Huntington’un, biraz mekanik biçimde olmakla beraber, ilginç bir tespiti vardır: “oligarşi dünyasında asker bir radikaldir; orta sınıf dünyasında, bir katılımcı ve hakemdir; kütle toplumu ufukta görünmeye başlayınca, mevcut düzenin tutucu muhafızı olur” (Huntington, 1968, s.221). Böyle bir evrensel sosyolojik evrime verilebilecek birçok karşı örnek elbette bulunur. Ama bu önerideki iç dinamik anlamlıdır. Son otuz yılda hızla sanayileşen ve kentlileşen Türkiye’nin, kütle toplumu olmaya başladığı söylenebilir. Bu durumda, Huntington’un değerlendirmesi, tüm zaaflarına rağmen, en azından bir benzetme olarak anlam kazanmaktadır. Türkiye’deki otoriter gelenek de, pretoryen gücün bu evrimine başat olarak değişir. Otoritarizmin ideolojik içeriği, “Atatürk milliyetçiliği” muhafazakârlığıyla dondurulur.

Yukarıdaki öneriden hareketle, birbiriyle bağlantılı üç saptama yapabiliriz:

1- Hareketlenen, kendi içinde farklılaşan, kütle toplumu dinamikleri kazanan toplum karşısında, pretoryen güçlerin muhafazakârlaşma zeminini Kemalizm ideolojisi (resmî olarak Atatürkçülük milliyetçiliği) vermektedir.
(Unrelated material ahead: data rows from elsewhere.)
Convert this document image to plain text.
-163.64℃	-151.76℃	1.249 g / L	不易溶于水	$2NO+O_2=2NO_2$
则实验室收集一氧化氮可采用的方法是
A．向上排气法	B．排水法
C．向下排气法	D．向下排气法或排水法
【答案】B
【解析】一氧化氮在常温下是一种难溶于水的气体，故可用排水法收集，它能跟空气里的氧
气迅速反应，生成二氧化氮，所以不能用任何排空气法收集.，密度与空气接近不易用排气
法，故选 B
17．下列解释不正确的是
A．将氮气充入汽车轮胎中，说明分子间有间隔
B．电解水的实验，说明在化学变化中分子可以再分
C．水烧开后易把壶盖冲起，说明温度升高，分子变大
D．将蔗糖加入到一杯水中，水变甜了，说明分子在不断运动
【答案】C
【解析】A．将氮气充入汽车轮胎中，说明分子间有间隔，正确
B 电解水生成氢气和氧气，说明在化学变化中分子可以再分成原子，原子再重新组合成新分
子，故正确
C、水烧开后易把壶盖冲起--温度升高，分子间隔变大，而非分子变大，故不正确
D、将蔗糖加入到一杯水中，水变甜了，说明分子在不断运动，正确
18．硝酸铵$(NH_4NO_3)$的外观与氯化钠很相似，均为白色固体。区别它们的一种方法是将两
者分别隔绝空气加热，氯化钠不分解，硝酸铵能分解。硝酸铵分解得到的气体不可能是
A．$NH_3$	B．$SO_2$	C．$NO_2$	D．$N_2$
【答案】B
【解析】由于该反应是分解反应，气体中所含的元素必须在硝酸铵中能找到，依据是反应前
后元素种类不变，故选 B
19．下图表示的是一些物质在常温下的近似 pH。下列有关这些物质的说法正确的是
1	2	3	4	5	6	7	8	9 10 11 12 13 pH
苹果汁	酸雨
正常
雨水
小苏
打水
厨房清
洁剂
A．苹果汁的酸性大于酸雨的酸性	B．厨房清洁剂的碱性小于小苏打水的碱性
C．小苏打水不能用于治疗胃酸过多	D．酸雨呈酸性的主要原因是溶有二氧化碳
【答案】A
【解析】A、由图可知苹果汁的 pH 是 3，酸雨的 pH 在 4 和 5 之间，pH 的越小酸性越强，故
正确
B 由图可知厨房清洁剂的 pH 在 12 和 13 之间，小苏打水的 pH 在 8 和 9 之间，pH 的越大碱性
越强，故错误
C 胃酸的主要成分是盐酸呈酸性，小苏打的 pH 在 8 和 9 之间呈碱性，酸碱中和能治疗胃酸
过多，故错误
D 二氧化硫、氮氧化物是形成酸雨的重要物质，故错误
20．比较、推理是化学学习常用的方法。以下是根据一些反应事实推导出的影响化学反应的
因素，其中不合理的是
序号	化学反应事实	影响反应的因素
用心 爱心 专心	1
2- Kutsal devlet geleneği içinde, toplumun siyasallaşarak “siyasal topluluk” veya “yurttaşlar topluluğu” haline gelmesi, “devletin menfaatlerine yönelik hasmane tutum ve davranışların” ifade edilebilmesini de yanında getireceğinden, kabul edilemez bir süreçtir.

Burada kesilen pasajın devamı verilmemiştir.